Toutes ces boutiques de comestibles sont ornées de feuillage, de banderoles, de ballons en papier de couleur qui servent de lanternes; toutes les barques en sont ornées, et celles des riches sont décorées avec un goût remarquable. Ces lanternes de papier prennent toutes les formes: ici ce sont des glands qui tombent en festons lumineux autour d'un baldaquin d'étoffes bariolées; là ce sont des vases d'albâtre de forme antique, rangés autour d'un dais de mousseline blanche dont les rideaux transparents enveloppent les convives; car on soupe dans ces barques, et l'on voit, à travers la gaze, briller l'argenterie et les bougies mêlées aux fleurs et aux cristaux. Quelques jeunes gens habillés en femmes entr'ouvrent les courtines et débitent des impertinences aux passants. A la proue s'élève une grande lanterne qui a la figure d'un trépied, d'un dragon ou d'un vase étrusque, dans laquelle un gondolier, bizarrement vêtu; jette à chaque instant une poudre qui jaillit en flammes rouges et en étincelles bleues.

Toutes ces barques, toutes ces lumières qui se réfléchissent dans l'eau, qui se pressent, et qui courent dans tous les sens le long des illuminations de la rive, sont d'un effet magique. La plus simple gondole où soupe bruyamment une famille de pêcheurs est belle avec ses quatre fanaux qui se balancent sur les têtes avinées, avec sa lanterne de la proue, qui, suspendue à une lance plus élevée que les autres, flotte, agitée par le vent, comme un fruit d'or porté par les ondes. Les jeunes garçons rament et mangent alternativement; le père de famille parle latin au dessert,—le latin des gondoliers, qui est un recueil de jeux de mots et de prétendues traductions patoises, quelquefois plaisantes et toujours grotesques;—les enfants dorment, les chiens aboient et se provoquent en passant.

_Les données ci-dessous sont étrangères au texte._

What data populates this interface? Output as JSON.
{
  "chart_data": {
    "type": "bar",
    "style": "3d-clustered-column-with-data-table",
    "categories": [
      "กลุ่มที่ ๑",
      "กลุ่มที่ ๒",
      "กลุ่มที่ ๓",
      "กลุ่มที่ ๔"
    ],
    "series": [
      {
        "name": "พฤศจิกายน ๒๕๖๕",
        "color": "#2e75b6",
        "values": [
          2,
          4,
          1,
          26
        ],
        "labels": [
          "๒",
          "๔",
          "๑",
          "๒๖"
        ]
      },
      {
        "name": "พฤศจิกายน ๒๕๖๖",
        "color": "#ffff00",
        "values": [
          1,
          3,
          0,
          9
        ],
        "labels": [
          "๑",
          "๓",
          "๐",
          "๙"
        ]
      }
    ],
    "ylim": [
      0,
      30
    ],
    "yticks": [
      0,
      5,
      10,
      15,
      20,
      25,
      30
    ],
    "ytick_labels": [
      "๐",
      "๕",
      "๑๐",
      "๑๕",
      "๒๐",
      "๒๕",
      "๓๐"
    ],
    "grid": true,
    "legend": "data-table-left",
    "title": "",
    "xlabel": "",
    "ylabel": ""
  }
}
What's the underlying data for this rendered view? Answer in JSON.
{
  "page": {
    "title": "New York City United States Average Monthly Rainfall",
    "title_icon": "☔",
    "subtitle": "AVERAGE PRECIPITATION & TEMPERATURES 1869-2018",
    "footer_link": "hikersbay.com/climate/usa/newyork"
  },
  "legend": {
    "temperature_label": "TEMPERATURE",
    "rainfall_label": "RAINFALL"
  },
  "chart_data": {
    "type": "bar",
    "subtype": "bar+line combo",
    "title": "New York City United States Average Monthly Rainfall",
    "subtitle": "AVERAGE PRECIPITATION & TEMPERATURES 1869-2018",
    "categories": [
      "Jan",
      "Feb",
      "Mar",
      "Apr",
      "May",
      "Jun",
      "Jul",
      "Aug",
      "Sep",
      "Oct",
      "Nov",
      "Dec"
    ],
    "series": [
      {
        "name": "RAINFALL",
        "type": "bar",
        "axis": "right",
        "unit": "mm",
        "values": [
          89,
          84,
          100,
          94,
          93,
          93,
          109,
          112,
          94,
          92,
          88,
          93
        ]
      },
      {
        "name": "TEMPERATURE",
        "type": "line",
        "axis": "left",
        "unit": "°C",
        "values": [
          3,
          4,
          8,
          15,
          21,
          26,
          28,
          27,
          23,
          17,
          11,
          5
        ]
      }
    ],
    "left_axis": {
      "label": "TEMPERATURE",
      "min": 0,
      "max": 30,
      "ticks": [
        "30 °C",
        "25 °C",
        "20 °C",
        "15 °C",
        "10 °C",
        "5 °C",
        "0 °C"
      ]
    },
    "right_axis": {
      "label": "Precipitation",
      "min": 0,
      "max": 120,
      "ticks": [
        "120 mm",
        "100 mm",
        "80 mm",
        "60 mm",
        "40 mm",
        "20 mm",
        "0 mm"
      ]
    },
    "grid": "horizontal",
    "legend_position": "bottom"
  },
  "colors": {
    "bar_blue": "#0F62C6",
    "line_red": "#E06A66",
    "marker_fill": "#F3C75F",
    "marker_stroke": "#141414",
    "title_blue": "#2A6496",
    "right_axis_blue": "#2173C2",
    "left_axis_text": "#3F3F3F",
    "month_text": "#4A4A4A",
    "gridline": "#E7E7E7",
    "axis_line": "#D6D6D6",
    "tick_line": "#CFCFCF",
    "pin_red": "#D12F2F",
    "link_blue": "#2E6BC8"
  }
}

Ce qu'il y a encore de beau et de vraiment républicain dans les mœurs de Venise, c'est l'absence d'étiquette et la bonhomie des grands seigneurs. Nulle part peut-être il n'y a des distinctions aussi marquées entre les classes de la société, et nulle part elles ne s'effacent de meilleure foi. On reconnaît un noble au fond de sa gondole, rien qu'à sa manière de hausser et de baisser la glace. Un agioteur juif aura beau imiter scrupuleusement l'élégance d'un dandy, on ne le confondra jamais avec le plus simplement vêtu des descendants d'une antique famille; et un gondolier de place, quoi qu'il fasse, n'aura jamais, dans sa manière de ramer, l'allure à la fois élégante et majestueuse de ceux qu'on appelle gondoliers de palais. Mais il n'est pas une fête publique qui ne réunisse tous les rangs sans distinction, sans privilèges et sans antipathie. Le peuple, qui se moque de tout, se moque des disgrâces de la noblesse, et, au carnaval, l'un de ses déguisements favoris consiste à s'affubler d'une perruque immense, d'un habit ridicule, et à s'en aller par les rues, l'épée au côté, avec des bas crottés et des souliers percés, offrant sa protection, ses richesses et son palais à tous les passants. Cette mascarade s'appelle l'illustrissimo. Elle est devenue classique comme Polichinelle, Arighella, Giacometto et Pantalon. Mais, en dépit de cette cruelle dérision, le peuple aime encore ses vieux nobles, ces hommes des derniers temps de la république, qui furent si riches, si prodigues et si dupes, si magnifiques et si vains, si bornés et si bons; ces hommes qui choisirent pour leur dernier doge Manin, lequel se mit à pleurer comme un enfant quand on lui dit que Napoléon s'approchait, et qui lui envoya les clefs de Venise, au moment où le conquérant s'en retournait, la jugeant imprenable.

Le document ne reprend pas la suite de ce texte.